Rugby: Old master Chris Paterson has faith in new kid on block
RUGBY record-breaker Chris Paterson has given a resounding vote of confidence to his Edinburgh successor when predicting rookie internationalist Tom Brown “will be there for a long time to come”.
As Paterson was preparing to hang up his boots after a 13-year pro career which yielded 109 caps it was significant that Brown, now 22, was being phased into Edinburgh’s line-up.
Of the concluding 11 games of last season Brown, in fact, started six and Paterson five but few could have predicted how well the one-time North Berwick, Edinburgh Accies and Currie prospect would seize his opportunities . . . except maybe Paterson who, throughout, was acting as an official mentor.
“I’m delighted for Tom Brown” said Paterson as he helped launch an RBS backed scheme to have 138 rugby clubs throw open their doors to local communities over the weekend of August 11 and 12.

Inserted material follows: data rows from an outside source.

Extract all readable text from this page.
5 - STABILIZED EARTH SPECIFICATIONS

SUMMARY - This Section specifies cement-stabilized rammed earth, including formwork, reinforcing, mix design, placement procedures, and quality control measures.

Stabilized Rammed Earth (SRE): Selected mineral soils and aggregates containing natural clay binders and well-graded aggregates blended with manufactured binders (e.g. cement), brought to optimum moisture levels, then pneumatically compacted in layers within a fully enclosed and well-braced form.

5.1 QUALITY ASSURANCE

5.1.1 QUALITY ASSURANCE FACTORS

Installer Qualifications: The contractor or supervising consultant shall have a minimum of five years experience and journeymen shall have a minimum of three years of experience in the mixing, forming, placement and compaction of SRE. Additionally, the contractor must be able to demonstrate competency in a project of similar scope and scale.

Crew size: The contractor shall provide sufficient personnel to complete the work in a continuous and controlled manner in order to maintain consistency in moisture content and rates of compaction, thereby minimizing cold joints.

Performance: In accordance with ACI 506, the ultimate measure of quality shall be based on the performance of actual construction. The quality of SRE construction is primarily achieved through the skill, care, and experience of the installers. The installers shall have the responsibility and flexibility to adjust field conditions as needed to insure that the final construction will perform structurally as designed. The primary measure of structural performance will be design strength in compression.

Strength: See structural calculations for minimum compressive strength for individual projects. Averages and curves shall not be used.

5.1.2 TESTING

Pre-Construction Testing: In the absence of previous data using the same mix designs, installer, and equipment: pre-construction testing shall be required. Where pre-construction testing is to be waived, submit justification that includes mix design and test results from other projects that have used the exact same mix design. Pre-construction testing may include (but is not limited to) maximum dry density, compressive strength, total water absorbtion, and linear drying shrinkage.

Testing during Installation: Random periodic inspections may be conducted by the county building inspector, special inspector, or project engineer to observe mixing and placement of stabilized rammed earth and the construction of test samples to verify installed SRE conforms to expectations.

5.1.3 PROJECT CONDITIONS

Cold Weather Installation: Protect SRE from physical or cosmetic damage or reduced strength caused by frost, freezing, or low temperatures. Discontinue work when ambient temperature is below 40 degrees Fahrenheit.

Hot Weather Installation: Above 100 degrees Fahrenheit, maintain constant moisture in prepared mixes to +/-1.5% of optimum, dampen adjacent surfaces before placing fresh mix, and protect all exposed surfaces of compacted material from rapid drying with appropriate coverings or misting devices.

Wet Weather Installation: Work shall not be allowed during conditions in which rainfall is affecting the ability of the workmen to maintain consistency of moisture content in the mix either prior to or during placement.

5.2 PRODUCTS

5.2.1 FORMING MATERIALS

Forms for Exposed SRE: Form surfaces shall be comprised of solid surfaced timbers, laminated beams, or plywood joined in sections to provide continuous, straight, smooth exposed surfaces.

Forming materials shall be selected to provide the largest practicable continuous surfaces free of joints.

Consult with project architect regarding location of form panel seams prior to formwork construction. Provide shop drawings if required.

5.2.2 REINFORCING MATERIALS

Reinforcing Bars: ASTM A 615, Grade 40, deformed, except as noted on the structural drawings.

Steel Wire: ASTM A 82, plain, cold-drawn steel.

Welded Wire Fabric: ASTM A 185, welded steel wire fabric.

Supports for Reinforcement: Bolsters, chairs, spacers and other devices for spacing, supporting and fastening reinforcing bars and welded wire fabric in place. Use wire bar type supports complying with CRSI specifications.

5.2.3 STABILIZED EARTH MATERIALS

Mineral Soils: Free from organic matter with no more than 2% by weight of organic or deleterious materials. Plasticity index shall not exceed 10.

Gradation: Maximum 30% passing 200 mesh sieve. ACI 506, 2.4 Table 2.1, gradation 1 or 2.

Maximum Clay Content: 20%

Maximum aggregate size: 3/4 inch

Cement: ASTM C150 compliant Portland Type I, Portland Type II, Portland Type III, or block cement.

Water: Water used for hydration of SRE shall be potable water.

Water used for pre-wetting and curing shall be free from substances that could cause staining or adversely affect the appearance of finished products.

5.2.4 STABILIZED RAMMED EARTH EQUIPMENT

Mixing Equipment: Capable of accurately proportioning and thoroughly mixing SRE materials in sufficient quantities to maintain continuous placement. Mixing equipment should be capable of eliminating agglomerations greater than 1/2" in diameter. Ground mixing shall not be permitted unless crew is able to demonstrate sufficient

Paterson added: “Tom had a fantastic season last year and the more that was asked of him the better he got, which I think is a brilliant sign.
“He came into the Edinburgh side and played well (then) he came into the Heineken Cup games and played well.
“He went on tour with Scotland which was a big step and gained his first cap against Australia in bad conditions and did really well.
“He is hugely committed, powerful, fast and strong as well as a good attacking player who is brave in defence; he will improve.”
Adding to the appeal of Brown is the versatility which saw him switch from full back to winger for what was Paterson’s swansong in the 44-21 victory over Treviso to bring the curtain down on the 2011-12 league season.
However, when it came to crunch selections for the two European knock-out clashes, against Toulouse and Ulster, it was Brown who got the nod over Paterson, who was typically magnanimous in acknowledging: “Having a taste of big games including an international will make Tom want to improve even more. Hopefully he’ll be there for a long time.”
Paterson has returned from a trip to New Zealand as part of his new role as an SRU goal-kicking coach and ambassador, where he checked on Gregor Hunter, the young Edinburgh stand off at Christchurch’s Lincoln University club as part of a Macphail scholarship.
And he predicts that Hunter could make the same impact on return that saw scholarship predecessors Harry Leonard and Grant Gilchrist help Edinburgh into the Euro quarter-finals.
“Gregor Hunter is playing week in, week out and basically running a back-line is bringing him out of his shell in a new environment.
“When he comes back, he was telling me before I left, he really wants a crack with Edinburgh.
“He wants to be like Harry and Grant and hit the ground running for the start of the season.”
The new season will feature a number of trial law amendments, some of which can be of particular benefit to Edinburgh and Scotland, who both embrace a free flowing style.
At the heart of the changes is a requirement for teams to play the ball within five seconds from the back of a ruck.
“A lot depends on how the five second law is interpreted; it is a bit of a minefield” says Paterson who, nevertheless, insists: “Scotland are best playing a quick game and that might suit us.
“Teams might have to be organised a bit more quickly when they are running the clock down.
“But the new law will reward positive play and that is a national trait in terms of the quick ruck ball we try to generate.”
In other words, a team that puts a premium on getting to the breakdown quickly can pressurise the opposition into playing the ball rather than delaying.
“It comes right back to individual skills – if you take ball into contact, place it properly and move it away there is not much the defence can do.
The beauty of the law amendments is that the game is continually evolving. Players have to find new skills and coaches have to find new techniques.”
Which pretty much sums up the challenge facing Chris Paterson next season.